Spent a lot of time debugging this code. Trying to write own Learner from scratch - which is basically writing what we have in the book.
I am getting an error on line p.data -= p.grad*lr
TypeError: unsupported operand type(s) for *: 'NoneType' and 'float'

I am not sure why it’s None, I am calculating the gradient. I am not sure what concept/code understanding I am missing here,

BobMcDear · May 25, 2023, 1:23pm

Hello,

In train_epoch, both the weights and bias should be updated, but you are currently looping through the weights (i.e., params) only. Replacing for p in params: with for p in (params, bias): would fix the error. Bear in mind that it’s best practice to pack together all the model’s parameters in a tuple or iterable of some sort, so it might be worthwhile to do, e.g., params = (model_params, model_bias) and pass params to the various training functions in lieu of model_params and model_bias (this is what chapter 4 does too).

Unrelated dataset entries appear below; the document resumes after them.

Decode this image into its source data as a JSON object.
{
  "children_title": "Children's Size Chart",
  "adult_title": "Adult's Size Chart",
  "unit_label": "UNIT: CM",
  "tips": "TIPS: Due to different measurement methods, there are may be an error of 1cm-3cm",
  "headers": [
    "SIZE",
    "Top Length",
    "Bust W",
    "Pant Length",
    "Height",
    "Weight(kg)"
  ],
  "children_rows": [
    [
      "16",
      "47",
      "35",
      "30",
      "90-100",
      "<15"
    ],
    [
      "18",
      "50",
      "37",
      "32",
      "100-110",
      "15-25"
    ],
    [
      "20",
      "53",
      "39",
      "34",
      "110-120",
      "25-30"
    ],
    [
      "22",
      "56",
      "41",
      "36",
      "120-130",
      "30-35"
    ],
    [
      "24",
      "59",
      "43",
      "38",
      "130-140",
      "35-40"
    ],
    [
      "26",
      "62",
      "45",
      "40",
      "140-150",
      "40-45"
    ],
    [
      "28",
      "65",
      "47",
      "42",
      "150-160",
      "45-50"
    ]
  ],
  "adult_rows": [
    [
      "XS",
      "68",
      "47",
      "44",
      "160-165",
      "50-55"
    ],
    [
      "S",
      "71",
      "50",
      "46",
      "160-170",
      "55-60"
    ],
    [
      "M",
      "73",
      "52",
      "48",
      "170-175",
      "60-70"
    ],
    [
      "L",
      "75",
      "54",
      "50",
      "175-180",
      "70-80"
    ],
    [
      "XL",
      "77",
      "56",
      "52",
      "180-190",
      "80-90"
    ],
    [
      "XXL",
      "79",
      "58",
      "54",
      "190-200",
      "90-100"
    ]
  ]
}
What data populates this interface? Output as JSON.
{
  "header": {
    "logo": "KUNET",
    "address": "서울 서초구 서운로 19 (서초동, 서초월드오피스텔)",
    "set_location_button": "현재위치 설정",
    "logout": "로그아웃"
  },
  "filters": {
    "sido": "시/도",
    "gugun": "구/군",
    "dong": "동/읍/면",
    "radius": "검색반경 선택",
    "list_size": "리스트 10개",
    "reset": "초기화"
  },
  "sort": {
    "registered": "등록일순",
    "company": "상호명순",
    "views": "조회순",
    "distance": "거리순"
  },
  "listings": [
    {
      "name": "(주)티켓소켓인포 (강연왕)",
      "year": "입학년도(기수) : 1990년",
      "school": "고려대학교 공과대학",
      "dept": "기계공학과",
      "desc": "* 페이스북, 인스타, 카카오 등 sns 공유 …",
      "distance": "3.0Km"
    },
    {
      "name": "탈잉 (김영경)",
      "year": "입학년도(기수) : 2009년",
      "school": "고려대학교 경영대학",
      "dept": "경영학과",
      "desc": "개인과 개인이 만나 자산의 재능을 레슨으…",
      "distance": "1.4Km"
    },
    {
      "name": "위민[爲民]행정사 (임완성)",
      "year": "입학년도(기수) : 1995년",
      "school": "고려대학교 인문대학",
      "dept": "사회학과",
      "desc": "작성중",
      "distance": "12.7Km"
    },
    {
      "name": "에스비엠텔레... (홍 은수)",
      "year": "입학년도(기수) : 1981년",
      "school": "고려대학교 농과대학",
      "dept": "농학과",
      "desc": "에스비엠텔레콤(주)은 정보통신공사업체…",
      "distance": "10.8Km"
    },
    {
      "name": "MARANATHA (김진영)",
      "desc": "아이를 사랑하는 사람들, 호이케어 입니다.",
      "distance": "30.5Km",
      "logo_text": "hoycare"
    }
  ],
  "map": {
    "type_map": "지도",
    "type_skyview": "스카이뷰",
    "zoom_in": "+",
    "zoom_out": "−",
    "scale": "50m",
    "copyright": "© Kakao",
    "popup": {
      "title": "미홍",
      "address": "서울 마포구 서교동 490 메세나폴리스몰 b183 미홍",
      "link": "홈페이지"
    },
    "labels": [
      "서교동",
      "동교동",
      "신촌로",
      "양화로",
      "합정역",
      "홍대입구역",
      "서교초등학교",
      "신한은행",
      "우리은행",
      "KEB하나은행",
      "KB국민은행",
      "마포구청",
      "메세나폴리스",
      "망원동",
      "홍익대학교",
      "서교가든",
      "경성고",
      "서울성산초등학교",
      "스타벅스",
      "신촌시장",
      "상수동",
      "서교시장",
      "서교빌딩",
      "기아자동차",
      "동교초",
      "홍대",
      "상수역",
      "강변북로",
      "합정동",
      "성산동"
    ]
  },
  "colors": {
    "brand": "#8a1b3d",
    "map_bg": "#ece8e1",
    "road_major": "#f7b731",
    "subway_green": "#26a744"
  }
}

fastwolf · June 5, 2023, 7:55pm

Thanks, Borna!

fastwolf · June 5, 2023, 8:17pm

Hey Borna,

I am following this article for Question 2 (Further Readings - Chapter 4)

When I ran

mnist_learner_1 = Learner(dls, simple_net.to(device), SGD, nn.CrossEntropyLoss())
mnist_learner_1.fit(10)

I get the following error


TypeError: no implementation found for 'torch.nn.functional.cross_entropy' on types that implement __torch_function__: [<class 'fastai.torch_core.TensorImageBW'>, <class 'fastai.torch_core.TensorCategory'>]

I am not sure what import I am missing here

BobMcDear · June 5, 2023, 11:24pm

You might be running an older version of fastai, which is known to have this issue. Upgrading to the latest release should fix the problem.

Please let me know if you encounter further difficulties.

fastwolf · June 6, 2023, 4:25pm

are there any resources I can follow regarding the upgrade?
Also, will that upgrade be just an import or I need to modify my methods/code ?

BobMcDear · June 7, 2023, 1:27pm

You can upgrade fastai via pip install -U fastai.

There is no need to modify your code, simply executing the command above and re-running the script should be sufficient.